Refleksi dari KHA Pasal 31
Semua anak mempunyai hak untuk beristirahat dan bermain, dan untuk turut serta dalam pelbagai macam kegiatan kultural dan artistik.
- Tersedia dalam:
- English
- Bahasa Indonesia
Makan, main, kasih. Tiga hal, kata orang arif, yang paling dibutuhkan seorang anak.
Konon, makanan adalah sumber segala, kita adalah apa yang kita makan. Otak kita membutuhkan makanan, sebab otak merupakan organ pertama dalam tubuh kita yang menyerap gizi dari makanan. Bagaimana otak kita terbentuk dalam seribu hari pertama kehidupan adalah fondasi masa depan kita: proses itu akan menentukan bagaimana kita berpikir, merasakan, merencanakan, mencerap dan mengingat. “Otak bekerja sebagaimana ia bermula.”

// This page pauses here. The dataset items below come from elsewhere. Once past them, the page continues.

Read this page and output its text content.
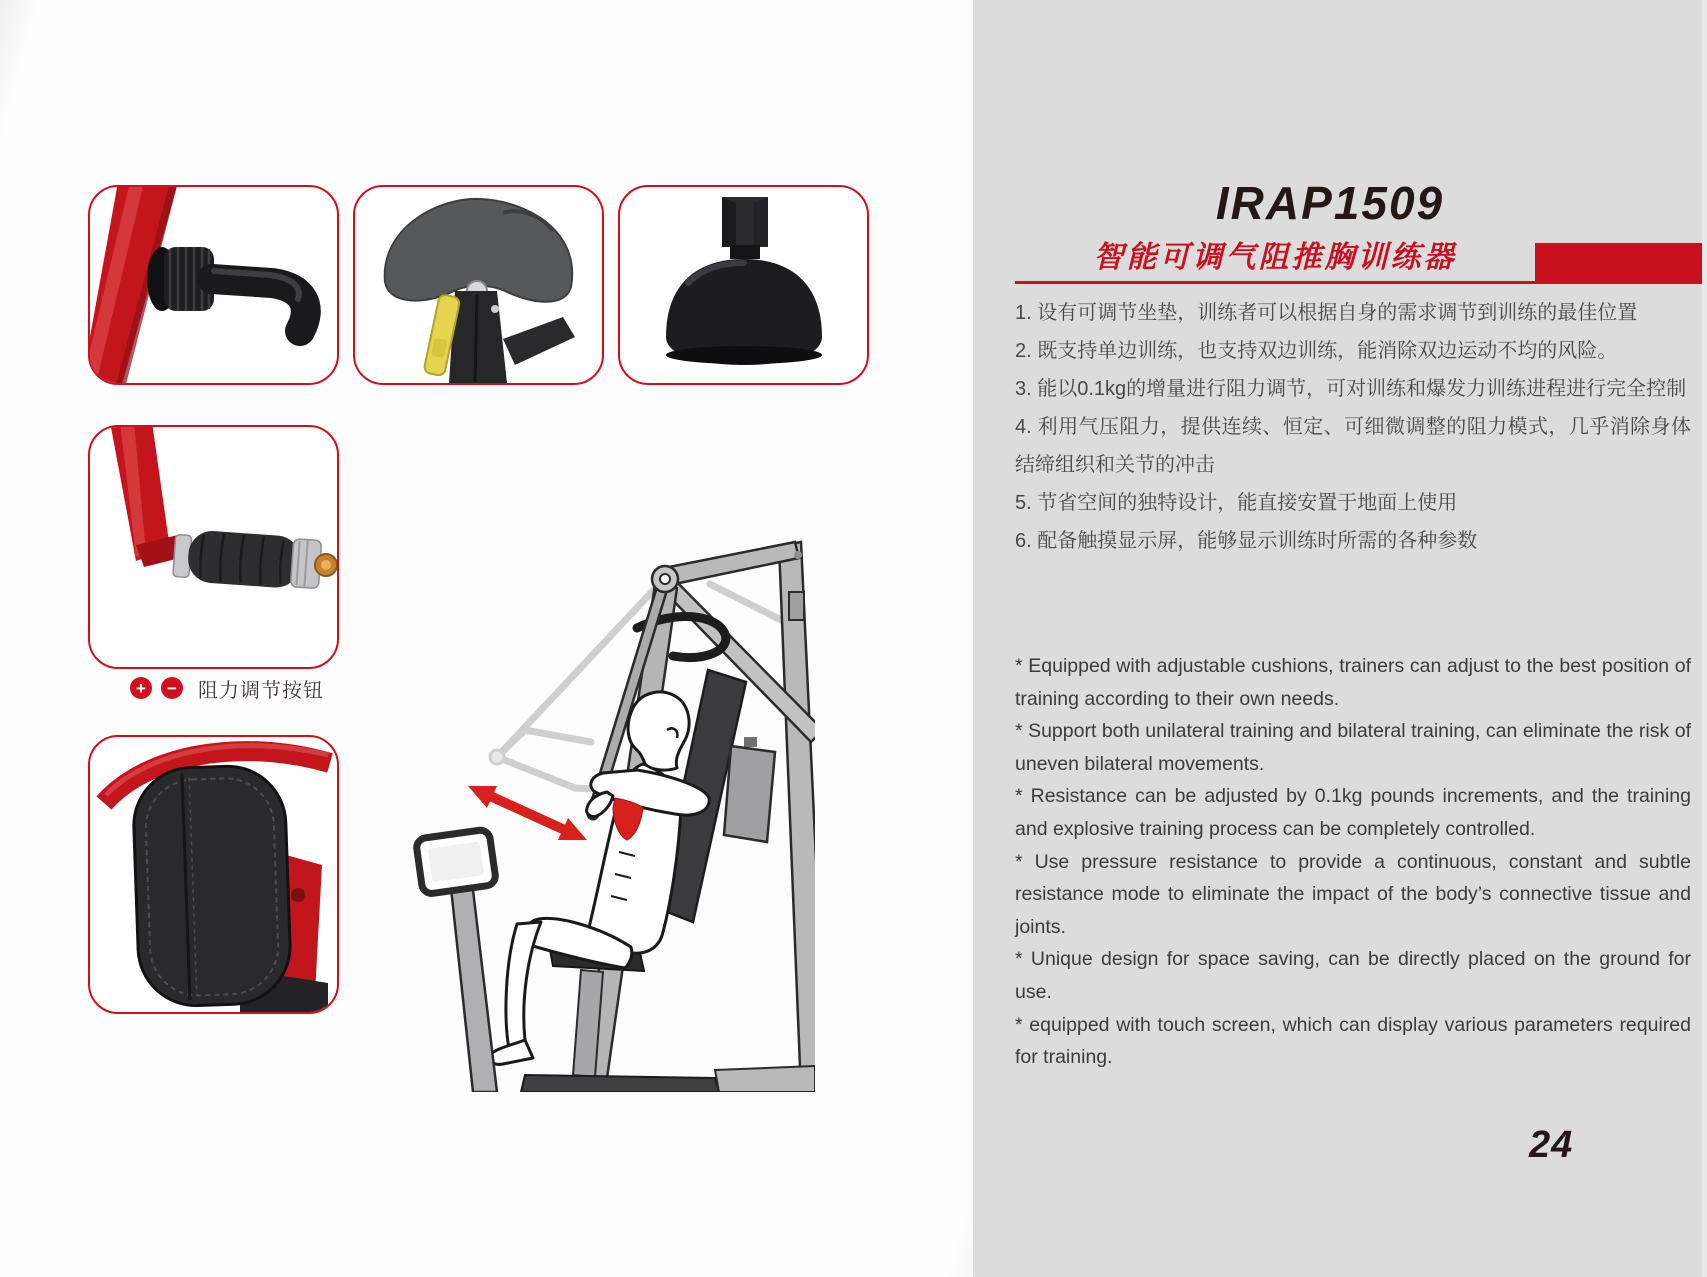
+	−	阻力调节按钮
IRAP1509
智能可调气阻推胸训练器
1. 设有可调节坐垫，训练者可以根据自身的需求调节到训练的最佳位置
2. 既支持单边训练，也支持双边训练，能消除双边运动不均的风险。
3. 能以0.1kg的增量进行阻力调节，可对训练和爆发力训练进程进行完全控制
4. 利用气压阻力，提供连续、恒定、可细微调整的阻力模式，几乎消除身体结缔组织和关节的冲击
5. 节省空间的独特设计，能直接安置于地面上使用
6. 配备触摸显示屏，能够显示训练时所需的各种参数

* Equipped with adjustable cushions, trainers can adjust to the best position of training according to their own needs.

* Support both unilateral training and bilateral training, can eliminate the risk of uneven bilateral movements.

* Resistance can be adjusted by 0.1kg pounds increments, and the training and explosive training process can be completely controlled.

* Use pressure resistance to provide a continuous, constant and subtle resistance mode to eliminate the impact of the body’s connective tissue and joints.

* Unique design for space saving, can be directly placed on the ground for use.

* equipped with touch screen, which can display various parameters required for training.

24
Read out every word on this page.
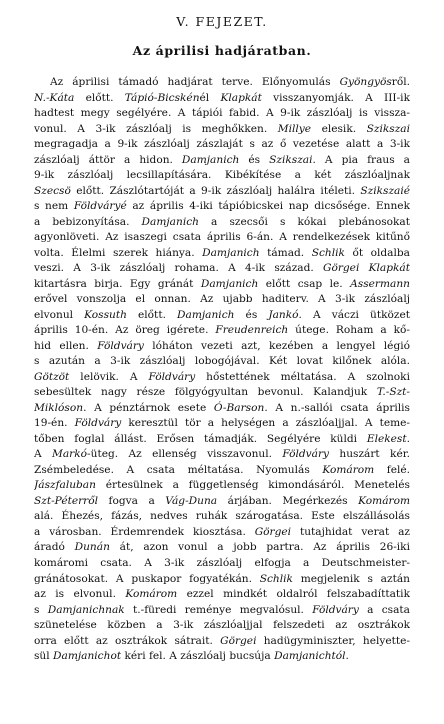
V. FEJEZET.
Az áprilisi hadjáratban.
Az áprilisi támadó hadjárat terve. Előnyomulás Gyöngyösről.
N.-Káta előtt. Tápió-Bicskénél Klapkát visszanyomják. A III-ik
hadtest megy segélyére. A tápiói fabid. A 9-ik zászlóalj is vissza-
vonul. A 3-ik zászlóalj is meghőkken. Millye elesik. Szikszai
megragadja a 9-ik zászlóalj zászlaját s az ő vezetése alatt a 3-ik
zászlóalj áttör a hidon. Damjanich és Szikszai. A pia fraus a
9-ik zászlóalj lecsillapítására. Kibékítése a két zászlóaljnak
Szecsö előtt. Zászlótartóját a 9-ik zászlóalj halálra itéleti. Szikszaié
s nem Földváryé az április 4-iki tápióbicskei nap dicsősége. Ennek
a bebizonyítása. Damjanich a szecsői s kókai plebánosokat
agyonlöveti. Az isaszegi csata április 6-án. A rendelkezések kitűnő
volta. Élelmi szerek hiánya. Damjanich támad. Schlik őt oldalba
veszi. A 3-ik zászlóalj rohama. A 4-ik század. Görgei Klapkát
kitartásra birja. Egy gránát Damjanich előtt csap le. Assermann
erővel vonszolja el onnan. Az ujabb haditerv. A 3-ik zászlóalj
elvonul Kossuth előtt. Damjanich és Jankó. A váczi ütközet
április 10-én. Az öreg igérete. Freudenreich útege. Roham a kő-
hid ellen. Földváry lóháton vezeti azt, kezében a lengyel légió
s azután a 3-ik zászlóalj lobogójával. Két lovat kilőnek alóla.
Götzöt lelövik. A Földváry hőstettének méltatása. A szolnoki
sebesültek nagy része fölgyógyultan bevonul. Kalandjuk T.-Szt-
Miklóson. A pénztárnok esete Ó-Barson. A n.-sallói csata április
19-én. Földváry keresztül tör a helységen a zászlóaljjal. A teme-
tőben foglal állást. Erősen támadják. Segélyére küldi Elekest.
A Markó-üteg. Az ellenség visszavonul. Földváry huszárt kér.
Zsémbeledése. A csata méltatása. Nyomulás Komárom felé.
Jászfaluban értesülnek a függetlenség kimondásáról. Menetelés
Szt-Péterről fogva a Vág-Duna árjában. Megérkezés Komárom
alá. Éhezés, fázás, nedves ruhák szárogatása. Este elszállásolás
a városban. Érdemrendek kiosztása. Görgei tutajhidat verat az
áradó Dunán át, azon vonul a jobb partra. Az április 26-iki
komáromi csata. A 3-ik zászlóalj elfogja a Deutschmeister-
gránátosokat. A puskapor fogyatékán. Schlik megjelenik s aztán
az is elvonul. Komárom ezzel mindkét oldalról felszabadíttatik
s Damjanichnak t.-füredi reménye megvalósul. Földváry a csata
szünetelése közben a 3-ik zászlóaljjal felszedeti az osztrákok
orra előtt az osztrákok sátrait. Görgei hadügyminiszter, helyette-
sül Damjanichot kéri fel. A zászlóalj bucsúja Damjanichtól.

Kata orang arif, bermain juga laku yang teramat penting. Sebuah kajian baru menunjukkan bahwa anak-anak dengan kondisi stunting (masalah gizi kronis yang disebabkan oleh kurangnya asupan gizi) yang banyak diberi suplemen gizi serta diberi waktu bermain umumnya bisa mengejar ketertinggalan dari anak-anak non-stunting. Ketika anak-anak bermain, mereka tak hanya sekadar bermain. Selagi bermain, mereka belajar tentang tubuh mereka, tentang bagaimana berinteraksi dengan satu sama lain, tentang cara berkolaborasi, bernegosiasi, mengatasi konflik, dan mempertahankan pendapat mereka. Kemudian, setelah bermain datanglah rehat—bermain dan rehat adalah dua sisi uang yang sama. “Hari ini aku seorang anak, dan kerjaku adalah bermain.” Bermain adalah kebahagiaan; melalui itu seorang anak bisa menjadi dirinya sebebasnya.
Kata orang arif, kasih bukan segalanya; ia bukan rumah, mainan, makanan, minuman maupun obat-obatan. Namun kasih merupakan sesuatu yang tak ternilai, sebab tanpa kasih kita tak bisa mengasuh. Adalah kasih yang mendekatkan anak dengan pengasuh; adalah kasih yang memungkinkan makan, main dan rehat. Kasih, bagaimanapun juga, adalah mata air yang tak berdasar; sumber segala kebajikan.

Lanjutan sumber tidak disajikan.